Sì all’affidamento super esclusivo al padre se la madre è incapace di svolgere la funzione educativa

La Corte di Cassazione, con l’ordinanza n. 29999 del 31 dicembre 2020, affronta il delicato tema dell’affido super esclusivo dei figli ad un solo genitore, nel caso di specie il padre, a fronte della accertata incapacità della madre di comprendere i loro bisogni e di svolgere, nel loro interesse, la funzione educativa.
E’ utile sottolineare in questa sede, come l’istituto dell’affidamento esclusivo rafforzato, enucleato dalla giurisprudenza partendo dal dettato normativo dell’art. 337 quater, terzo comma, c.c., vada a tutelare proprio il principio del “best interest of the child”, sancito, in primis, dall’art. 3 della Convenzione di New York sulla protezione dei diritti del fanciullo, introducendo questa terza figura di affidamento accanto ai regimi di affidamento condiviso ed esclusivo.
Tuttavia "…questa concentrazione di genitorialità in capo a uno solo dei genitori non rappresenta, ovviamente, un provvedimento che incide sulla titolarità della responsabilità genitoriale, modificandone solo l'esercizio…" (Trib. Milano, sez. IX civ., ordinanza 20 marzo 2014).
Il caso
La Corte d’Appello di Roma, in parziale riforma del provvedimento del Tribunale dei Minorenni, aveva revocato la pronuncia di decadenza dalla responsabilità genitoriale della madre, affidando i figli in via esclusiva al padre ed escludendo la donna anche dalle decisioni di maggiore importanza per la prole, peraltro aveva disposto che i figli “...potessero incontrare la madre secondo la loro volontà...”.
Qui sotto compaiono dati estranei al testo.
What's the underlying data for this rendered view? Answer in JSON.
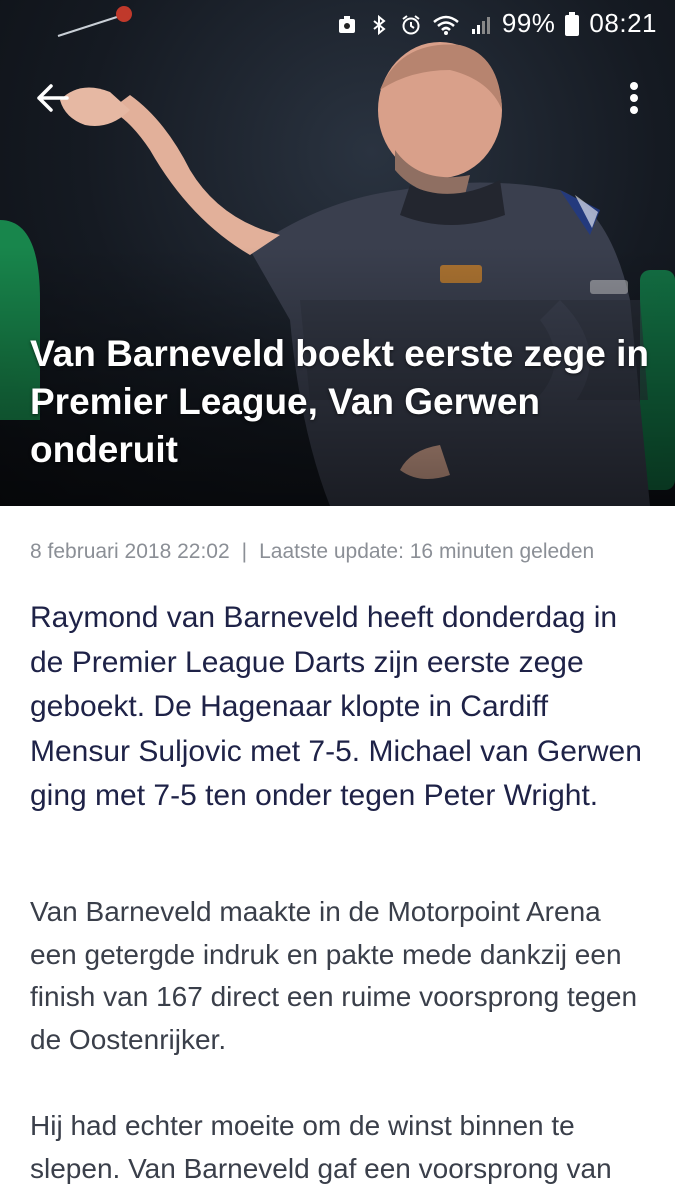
{
  "status_bar": {
    "battery_percent": "99%",
    "time": "08:21",
    "icons": [
      "screenshot-icon",
      "bluetooth-icon",
      "alarm-icon",
      "wifi-icon",
      "signal-icon",
      "battery-icon"
    ]
  },
  "toolbar": {
    "back_icon": "arrow-left-icon",
    "menu_icon": "more-vert-icon"
  },
  "article": {
    "headline": "Van Barneveld boekt eerste zege in Premier League, Van Gerwen onderuit",
    "date": "8 februari 2018 22:02",
    "separator": "|",
    "updated": "Laatste update: 16 minuten geleden",
    "lead": "Raymond van Barneveld heeft donderdag in de Premier League Darts zijn eerste zege geboekt. De Hagenaar klopte in Cardiff Mensur Suljovic met 7-5. Michael van Gerwen ging met 7-5 ten onder tegen Peter Wright.",
    "paragraphs": [
      "Van Barneveld maakte in de Motorpoint Arena een getergde indruk en pakte mede dankzij een finish van 167 direct een ruime voorsprong tegen de Oostenrijker.",
      "Hij had echter moeite om de winst binnen te slepen. Van Barneveld gaf een voorsprong van"
    ]
  },
  "colors": {
    "headline_text": "#ffffff",
    "lead_text": "#1e2247",
    "body_text": "#3a3f4a",
    "meta_text": "#8b8f96"
  }
}
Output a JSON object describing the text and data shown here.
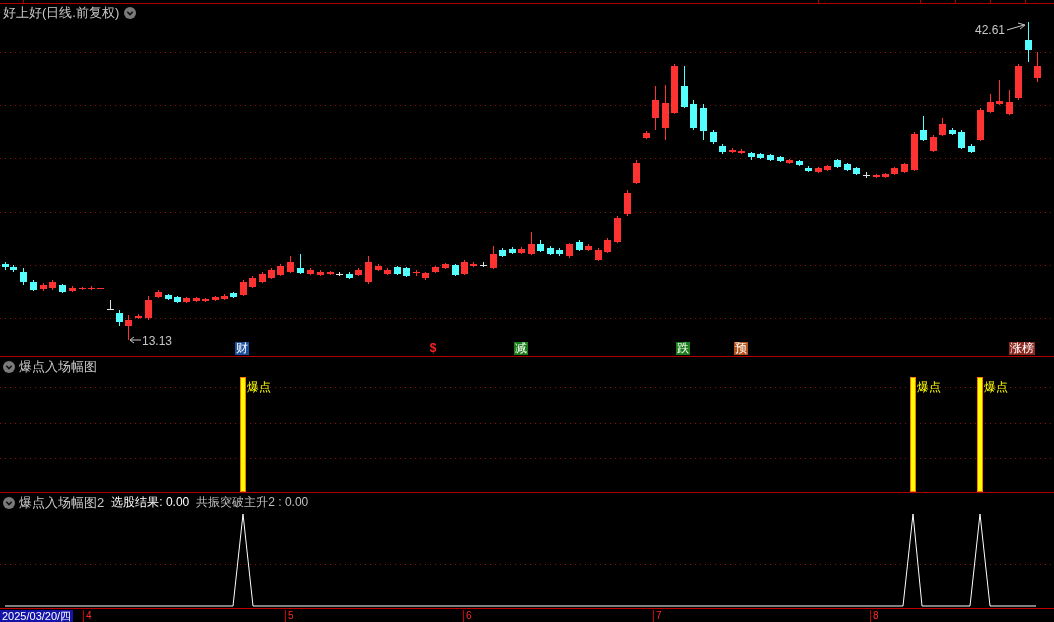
{
  "main_panel": {
    "title": "好上好(日线.前复权)",
    "high_label": "42.61",
    "low_label": "13.13",
    "signal_tags": [
      {
        "text": "财",
        "kind": "tag",
        "color": "#1c4f9e"
      },
      {
        "text": "$",
        "kind": "glyph",
        "color": "#ff2020"
      },
      {
        "text": "减",
        "kind": "tag",
        "color": "#1a7d1a"
      },
      {
        "text": "跌",
        "kind": "tag",
        "color": "#1a7d1a"
      },
      {
        "text": "预",
        "kind": "tag",
        "color": "#b4521c"
      },
      {
        "text": "涨榜",
        "kind": "tag",
        "color": "#8c2a22"
      }
    ]
  },
  "indicator_panel": {
    "title": "爆点入场幅图",
    "signals": [
      {
        "label": "爆点"
      },
      {
        "label": "爆点"
      },
      {
        "label": "爆点"
      }
    ]
  },
  "indicator_panel_2": {
    "title": "爆点入场幅图2",
    "readouts": [
      {
        "text": "选股结果: 0.00",
        "color": "#ffffff"
      },
      {
        "text": "共振突破主升2 : 0.00",
        "color": "#c0c0c0"
      }
    ]
  },
  "time_axis": {
    "cursor_date": "2025/03/20/四",
    "ticks": [
      "4",
      "5",
      "6",
      "7",
      "8"
    ]
  }
}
La Corte del merito aveva escluso che le risultanze istruttorie potessero giustificare la pronuncia di decadenza dalla responsabilità genitoriale, ma aveva ritenuto che i rilevati profili di “inadeguatezza” della madre “...potevano essere soddisfatti dall’applicazione dell’affido super esclusivo dei ragazzi al padre che, pur non privando la madre della responsabilità genitoriale, conferiva all’altro genitore affidatario la possibilità di assumere da solo tutte le decisioni per i minori, anche in ordine alle questioni di maggiore importanza...”.
La signora impugnava la decisione della Corte d’Appello denunciando, tra l’altro, la violazione e falsa applicazione dell’art. 333 c.c., poichè i giudici avevano ravvisato i presupposti per “...applicare l’affido esclusivo rafforzato dei figli al padre ex art. 337 quater, ultimo comma, c.c....” in assenza di una pronuncia di sua decadenza dalla responsabilità genitoriale.
La decisione.
La Corte di Cassazione ha respinto il ricorso ritenendo la censura “…diretta a contestare la valutazione dei fatti compiuta nella fase di merito…” ed ha confermato la decisione della Corte territoriale.
La Corte d’Appello aveva accertato “...sulla scorta di una articolata istruttoria, il clima di grave conflittualità familiare vissuto dai minori, connotato da emozioni prevalentemente negative ... ricondotte dagli stessi al comportamento materno, senza che fossero emersi condizionamenti da parte del padre ... senza che la madre avesse mostrato di avere acquisito consapevolezza degli errori e del contributo fornito alla nascita e della cronicizzazione del conflitto genitoriale e dei bisogni affettivi e relazionali dei figli, di guisa che la stessa non appariva in grado di svolgere alcuna funzione educativa nei confronti dei figli minori, ponendo così in atto una condotta pregiudizievole...”.
In tale situazione, continua la Suprema Corte “…quando un genitore viola o trascura i doveri inerenti alla responsabilità genitoriale o abusa dei relativi poteri con grave pregiudizio del figlio, ha la possibilità di non pronunciare la decadenza dalla responsabilità genitoriale ex art. 330 c.c. e di graduare le misure applicabili, come previsto dall’art. 333 c.c., secondo il quale, quando la condotta appare comunque pregiudizievole per il figlio, il giudice –può adottare i provvedimenti convenienti e può anche disporre l’allontanamento di lui dalla residenza familiare ovvero l’allontanamento del genitore convivente che maltratta o abusa il minore…”.
Tali previsioni sono peraltro meramente esemplificative ed il giudice può adottare “…la misura che in concreto si riveli più adatta, anche facendo applicazione … all’istituto dell’affido declinato secondo la modalità più pertinente ex art. 337 quater c.c. e, quindi, anche nella forma dell’affidamento esclusivo rafforzato…”, in questo senso, osservano ancora gli Ermellini, la pronuncia dei giudici della Corte d’Appello di Roma non presenta, in ogni caso, alcuna contraddittorietà e va conseguentemente confermata.